中谷宇吉郎は『科学の方法』(1958)で、“自然科学の本質と方法を分析し、今日の科学によって解ける問題と解けない問題を明らかにし、自然の深さと科学の限界を知ってこそ、新しい分野を拡大する”ことを主張した。この考えが真理の追求、学問の発展につながることは論を俟たない。企業であろうが、製品であろうが、なにごとも継続して世の中に存在し、社会の発展に寄与することなくして存在意義はないというのは言い過ぎであろうか。
当学会の役割は、真実を明らかにすること、混沌とした状況の中から真の姿を見いだしていくこと、そのために品質・クオリティという側面で、社会のニーズや新しい経営環境に合致する方法論を研究し、社会の発展に寄与することにあると思う。社会環境、経営環境に合わせて、組織は変わらなければ衰退する。そのために自ずとマネジメントの方法を変えなければ、組織は生きていけない。その組織が品質を中核とした経営を行うためのいろいろな方法を当学会が研究し、管理技法として社会に普及すること、そして、どのようなマネジメントの方法が効率的で効果的であるかというガイドラインを示すのが、その役目ではないだろうか。

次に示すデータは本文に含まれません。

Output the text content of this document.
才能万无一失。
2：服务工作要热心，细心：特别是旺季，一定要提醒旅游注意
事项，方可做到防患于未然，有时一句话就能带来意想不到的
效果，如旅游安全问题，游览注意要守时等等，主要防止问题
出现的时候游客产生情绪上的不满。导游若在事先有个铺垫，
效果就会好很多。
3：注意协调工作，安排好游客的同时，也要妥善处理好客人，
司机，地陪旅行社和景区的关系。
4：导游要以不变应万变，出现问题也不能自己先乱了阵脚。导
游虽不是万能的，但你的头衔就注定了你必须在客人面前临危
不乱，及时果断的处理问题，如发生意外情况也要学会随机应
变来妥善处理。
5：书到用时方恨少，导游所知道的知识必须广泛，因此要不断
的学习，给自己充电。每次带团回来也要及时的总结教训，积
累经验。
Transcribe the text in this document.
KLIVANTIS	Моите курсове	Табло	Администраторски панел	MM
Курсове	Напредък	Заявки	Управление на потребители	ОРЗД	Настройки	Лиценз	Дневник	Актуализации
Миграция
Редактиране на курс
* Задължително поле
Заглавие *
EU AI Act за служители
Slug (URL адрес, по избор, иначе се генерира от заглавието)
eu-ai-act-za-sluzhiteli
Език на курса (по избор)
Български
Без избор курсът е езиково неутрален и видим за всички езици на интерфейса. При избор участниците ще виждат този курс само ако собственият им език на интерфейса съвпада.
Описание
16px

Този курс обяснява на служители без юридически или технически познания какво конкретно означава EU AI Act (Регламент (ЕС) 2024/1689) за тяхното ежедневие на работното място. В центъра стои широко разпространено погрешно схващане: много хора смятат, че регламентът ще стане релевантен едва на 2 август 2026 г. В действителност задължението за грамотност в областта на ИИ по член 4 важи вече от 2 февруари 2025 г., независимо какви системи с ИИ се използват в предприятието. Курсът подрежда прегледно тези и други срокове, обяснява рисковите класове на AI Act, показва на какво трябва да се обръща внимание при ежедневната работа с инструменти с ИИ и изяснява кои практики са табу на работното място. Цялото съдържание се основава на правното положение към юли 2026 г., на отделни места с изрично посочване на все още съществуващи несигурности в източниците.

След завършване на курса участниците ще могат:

もともと品質管理の分野は、工学的アプローチ、すなわち統計データを解析していくことにより事実を発見していく科学的方法として発展してきた。先人の卓見により広がってきたこの分野が、ますます進展することを願うのみである。
ただ、他の方法、社会科学的なアプローチも必要であり、定量的な分析だけでなく、定性的な方法として言語データの分析も行いながら、より事実を明らかにしていく方法論の発展を願いたい。再現性が確保されなければ、学問あるいは学術論文としての価値がないのであろうか。この考えには、首肯することはできない。
社会や組織は生き物であり、いっときとして同じ状態はない。工学系の専門家だけの研究枠を越えて、非工学系の専門家も取り込むことで、研究がより広くそして深くなり、結果的に、他分野の専門家・研修者が当学会に対する関心を高めることにつながるのではないかと感じている。世の中に役立つ学会としての、さらなる発展を期待したい。